Technical Memorandum Report No. 42
Mercury Cycling in a Small Hawaiian Estuary
Samuel N. Luoma
Uptake from food and water and loss Of 203HgCl2 were studied in two detritus feeders, the polychaete Nereis succinea and the shrimp Palaemon debilis, from a small Hawaiian estuary. During 1973 to 1974, total mercury analyses were also conducted on sediment and biota samples collected from the estuary. Detritus feeders concentrated dissolved 203Hg from 160 to 310 times over the concentration in sea water. Little 203Hg was accumulated from labeled estuarine sediment; the steady state concentration of 203Hg in the animals was 0.0025 to 0.015 times the concentration in the sediment the animals ingested.
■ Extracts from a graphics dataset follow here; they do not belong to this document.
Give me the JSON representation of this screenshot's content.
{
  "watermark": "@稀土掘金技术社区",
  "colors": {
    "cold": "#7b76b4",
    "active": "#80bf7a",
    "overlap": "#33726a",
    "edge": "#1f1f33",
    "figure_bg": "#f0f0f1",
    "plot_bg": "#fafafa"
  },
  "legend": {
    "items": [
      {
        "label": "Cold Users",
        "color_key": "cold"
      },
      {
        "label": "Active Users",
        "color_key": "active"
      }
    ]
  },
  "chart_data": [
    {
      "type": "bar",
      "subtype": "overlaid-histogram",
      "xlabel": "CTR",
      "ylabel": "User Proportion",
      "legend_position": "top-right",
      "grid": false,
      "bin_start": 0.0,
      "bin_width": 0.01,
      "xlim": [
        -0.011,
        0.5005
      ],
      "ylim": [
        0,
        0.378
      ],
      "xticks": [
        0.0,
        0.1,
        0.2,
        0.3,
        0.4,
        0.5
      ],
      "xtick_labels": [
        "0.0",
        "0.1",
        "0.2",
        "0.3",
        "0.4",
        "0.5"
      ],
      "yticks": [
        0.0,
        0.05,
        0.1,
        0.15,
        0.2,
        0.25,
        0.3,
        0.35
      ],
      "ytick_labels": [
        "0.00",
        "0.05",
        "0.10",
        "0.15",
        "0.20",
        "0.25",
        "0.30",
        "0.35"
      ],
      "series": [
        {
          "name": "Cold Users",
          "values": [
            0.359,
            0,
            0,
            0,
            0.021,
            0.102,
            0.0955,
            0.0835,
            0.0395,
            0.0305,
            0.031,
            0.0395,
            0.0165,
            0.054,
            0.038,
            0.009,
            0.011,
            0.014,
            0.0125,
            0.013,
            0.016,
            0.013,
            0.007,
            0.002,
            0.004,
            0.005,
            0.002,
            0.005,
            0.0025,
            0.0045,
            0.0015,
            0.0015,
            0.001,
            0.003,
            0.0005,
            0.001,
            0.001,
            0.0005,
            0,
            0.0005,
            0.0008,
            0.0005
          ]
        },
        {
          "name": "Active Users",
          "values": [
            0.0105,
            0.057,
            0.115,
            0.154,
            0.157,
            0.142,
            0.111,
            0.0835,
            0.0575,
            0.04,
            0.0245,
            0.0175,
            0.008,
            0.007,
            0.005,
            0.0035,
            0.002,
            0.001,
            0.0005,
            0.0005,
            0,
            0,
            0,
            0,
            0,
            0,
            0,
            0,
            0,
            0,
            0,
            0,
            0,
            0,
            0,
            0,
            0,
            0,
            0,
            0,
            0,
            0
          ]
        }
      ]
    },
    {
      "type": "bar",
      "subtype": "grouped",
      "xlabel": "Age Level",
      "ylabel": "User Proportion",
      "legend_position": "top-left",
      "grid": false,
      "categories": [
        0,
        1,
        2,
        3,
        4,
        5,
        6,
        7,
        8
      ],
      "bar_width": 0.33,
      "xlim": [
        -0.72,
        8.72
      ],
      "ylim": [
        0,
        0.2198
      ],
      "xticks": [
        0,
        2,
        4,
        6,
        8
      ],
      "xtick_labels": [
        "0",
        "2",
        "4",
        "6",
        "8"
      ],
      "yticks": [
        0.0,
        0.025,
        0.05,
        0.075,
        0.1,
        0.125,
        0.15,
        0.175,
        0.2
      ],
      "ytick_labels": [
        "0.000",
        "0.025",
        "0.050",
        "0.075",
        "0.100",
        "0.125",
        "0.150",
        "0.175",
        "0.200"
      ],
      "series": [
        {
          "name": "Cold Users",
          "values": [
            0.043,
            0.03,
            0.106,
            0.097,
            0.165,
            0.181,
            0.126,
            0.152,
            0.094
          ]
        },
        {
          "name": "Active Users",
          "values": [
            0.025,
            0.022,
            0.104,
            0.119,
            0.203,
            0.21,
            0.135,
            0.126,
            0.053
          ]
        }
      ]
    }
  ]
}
Net excretion of 203Hg was slow relative to accumulation in both species. The total mercury content of shrimp and worms collected from the estuary showed a temporal pattern of variation. Samples of shrimp collected at five day intervals were used, with a mathematical description of the accumulation and loss of metal by the shrimp to simulate biotic mercury dynamics in the estuary. The simulation showed that mercury levels in shrimp in the Ala Wai Canal were never at steady state over the 1973-74 sampling period, and indicated the most important source of biologically available mercury in the estuary was some inorganic, solute form of the metal.